Larzac 2003 Bové appelle à faire échouer la réunion de l'OMC à Cancun

AFP

L'HOSPITALET-DU-LARZAC (France), 10 août (AFP) - Le syndicaliste paysan français José Bové a appelé de nouveau dimanche à faire échouer la réunion de l'OMC à Cancun (Mexique) en septembre, à l'issue des trois jours du rassemblement altermondialiste du Larzac (sud-ouest), qui a réuni plus de 150 000 personnes.

Sorti de prison il y a une semaine après avoir été incarcéré pour destruction de plants transgéniques, José Bové a appelé à "descendre dans la rue pour mener des actions contre l'Organisation mondiale du commerce (OMC) et les multinationales à partir du 6 septembre", afin de faire échouer la réunion de Cancun, du 10 au 14 septembre.

"Il faut se mobiliser pour que le sommet de Cancun soit un échec, mettre les 146 gouvernements sous contrôle citoyen pour qu'ils ne signent pas à Cancun", a poursuivi José Bové devant plusieurs milliers de personnes.

Le syndicaliste paysan a une nouvelle fois interpellé le Premier ministre français Jean-Pierre Raffarin, en demandant un débat sur la position de la France à l'OMC avant le sommet de Cancun.

"Nous allons les obliger à accepter ce débat, sinon nous ne savons pas de quoi sera fait l'avenir", a menacé José Bové.

Il a également appelé à "transformer tous les procès en mobilisation générale contre les OGM (organismes génétiquement modifiés) et en tribunes de revendication".

Grande vedette du rassemblement altermondialiste, il a toutefois écarté l'idée de s'engager dans une carrière politique. "Il n'est pas question pour moi de me présenter à une élection locale, nationale ou européenne", a-t-il déclaré.

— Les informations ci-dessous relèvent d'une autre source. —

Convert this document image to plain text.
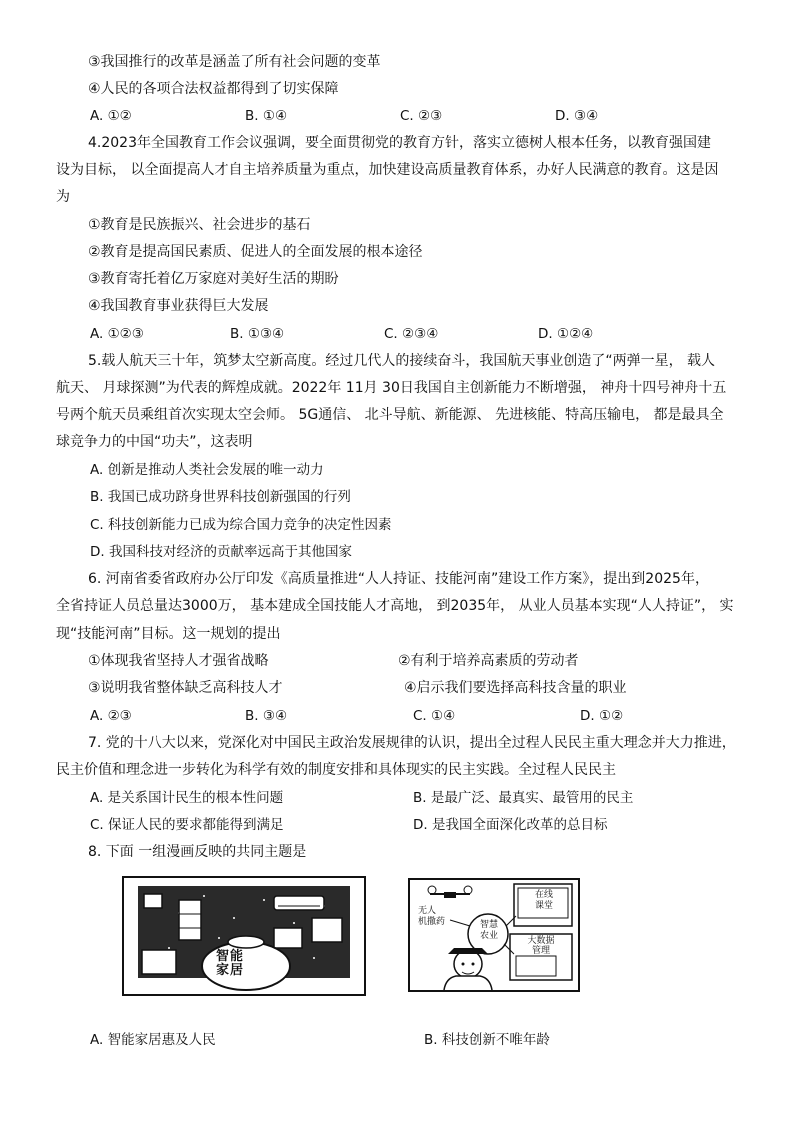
③我国推行的改革是涵盖了所有社会问题的变革
④人民的各项合法权益都得到了切实保障
A. ①②	B. ①④	C. ②③	D. ③④
4.2023年全国教育工作会议强调，要全面贯彻党的教育方针，落实立德树人根本任务，以教育强国建
设为目标， 以全面提高人才自主培养质量为重点，加快建设高质量教育体系，办好人民满意的教育。这是因
为
①教育是民族振兴、社会进步的基石
②教育是提高国民素质、促进人的全面发展的根本途径
③教育寄托着亿万家庭对美好生活的期盼
④我国教育事业获得巨大发展
A. ①②③	B. ①③④	C. ②③④	D. ①②④
5.载人航天三十年，筑梦太空新高度。经过几代人的接续奋斗，我国航天事业创造了“两弹一星， 载人
航天、 月球探测”为代表的辉煌成就。2022年 11月 30日我国自主创新能力不断增强， 神舟十四号神舟十五
号两个航天员乘组首次实现太空会师。 5G通信、 北斗导航、新能源、 先进核能、特高压输电， 都是最具全
球竞争力的中国“功夫”，这表明
A. 创新是推动人类社会发展的唯一动力
B. 我国已成功跻身世界科技创新强国的行列
C. 科技创新能力已成为综合国力竞争的决定性因素
D. 我国科技对经济的贡献率远高于其他国家
6. 河南省委省政府办公厅印发《高质量推进“人人持证、技能河南”建设工作方案》，提出到2025年，
全省持证人员总量达3000万， 基本建成全国技能人才高地， 到2035年， 从业人员基本实现“人人持证”， 实
现“技能河南”目标。这一规划的提出
①体现我省坚持人才强省战略	②有利于培养高素质的劳动者
③说明我省整体缺乏高科技人才	④启示我们要选择高科技含量的职业
A. ②③	B. ③④	C. ①④	D. ①②
7. 党的十八大以来，党深化对中国民主政治发展规律的认识，提出全过程人民民主重大理念并大力推进，
民主价值和理念进一步转化为科学有效的制度安排和具体现实的民主实践。全过程人民民主
A. 是关系国计民生的根本性问题	B. 是最广泛、最真实、最管用的民主
C. 保证人民的要求都能得到满足	D. 是我国全面深化改革的总目标
8. 下面 一组漫画反映的共同主题是
智能
家居
无人
机撒药	智慧
农业
在线
课堂
大数据
管理
A. 智能家居惠及人民	B. 科技创新不唯年龄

Selon l'hebdomadaire français Le Journal du dimanche, beaucoup de partisans de José Bové l'encouragent à se porter candidat pour les élections européennes en juin 2004.

"Depuis le début, j'ai toujours dit que j'agissais en tant que citoyen inscrit dans le mouvement social. Je suis le porte-parole de la Confédération paysanne et il n'est pas pour moi question de changer de registre", a assuré le syndicaliste paysan.

"Notre combat ne s'arrête pas aux limites d'un pays, c'est un combat pour tous les paysans de la planète", a-t-il ajouté.

Il a annoncé qu'"en avril 2004" il cesserait ses fonctions de porte-parole de son syndicat, la Confédération paysanne, et qu'il n'avait "actuellement aucun projet pour l'avenir".

"Nous nous battons pour des valeurs d'humanisme, d'équité et de solidarité. Il ne doit pas y avoir chez nous telle ou telle personne qui aurait vocation à les incarner pendant dix ou quinze ans", a-t-il ajouté.

Au nom d'un même combat contre le libéralisme, militants altermondialistes, anti-nucléaires, pacifistes, régionalistes, associatifs et syndicalistes se sont retrouvés pendant trois jours sur le plateau du Larzac, à une vingtaine de kilomètres de Millau, qui avait vu José Bové accéder à la notoriété en démontant un restaurant McDonald's en 1999.

Alors que 50 à 100 000 personnes étaient attendues, ils étaient au plus fort du rassemblement samedi soir plus de 350 000, selon les organisateurs, 150 000 pour la préfecture de l'Aveyron.

Placé sous le thème "d'autres mondes sont possibles", Larzac 2003 s'est fait en dehors des partis politiques. Samedi, le stand du parti socialiste français a été "démonté" par des militants d'extrême-gauche, qui l'ont accusé d'avoir mené une "politique de droite" quand il était au pouvoir.

De son côté, un haut responsable du parti du président Chirac, UMP (droite), Philippe Douste-Blazy, a dénoncé "les amalgames" faits par le rassemblement altermondialiste.

"On ne peut admettre que les combats justes contre l'injustice entre le Nord et le Sud, la "mal-bouffe", ou le réchauffement de la planète soient utilisés par des groupes extrémistes au profit de leur nostalgie et de leurs utopies", a affirmé M. Douste-Blazy.